I don’t have a roaster that will hold something that size, so I bought the biggest disposable foil pan I could find. All the cooking instructions I could find said to give it six hours to roast and an hour to rest. Since we were going to have dinner at six this evening,  into the oven it went at 11 a.m.

By 2:20 in the afternoon, after almost three and a half hours of roasting, a meat thermometer said the temperature in the middle was 140 degrees Fahrenheit (60 degrees Celsius). Not enough – it’s supposed to reach at least 165 degrees (about 74 degrees Celsius).

And by five o’clock, it was all cooked.

Getting it out of the pan onto a platter took two people with four spatulas. (With no bones to help hold its shape, it was pretty floppy.)
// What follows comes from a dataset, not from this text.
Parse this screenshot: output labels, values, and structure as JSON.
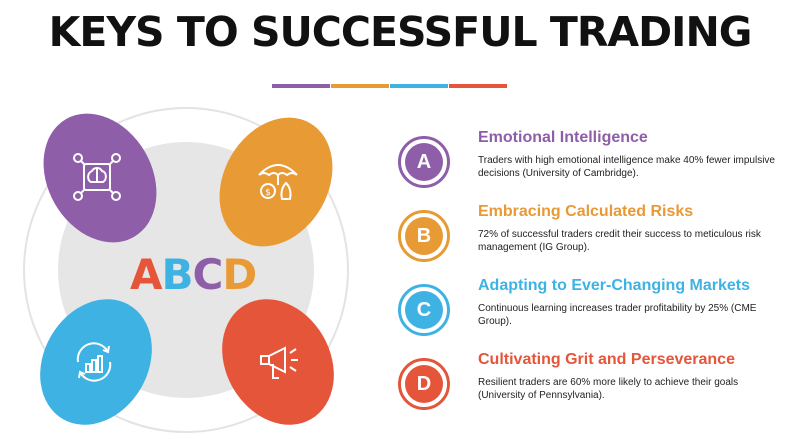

But carving was ridiculously easy. Just move the wings (not boned) out of the way and slice it like a loaf of bread.

The darker chunks of meat are duck, I believe, and the yellowish part is cornbread stuffing. We never did figure out where the chicken was. That’s all right – it was so much meat the four of us only managed to eat about a quarter of it. But it was pretty tasty, and after all leftovers are part of Thanksgiving dinner.

So our turducken was a success. I don’t think I would want to have one again, though, unless we could find a lot more guests to invite to help eat it.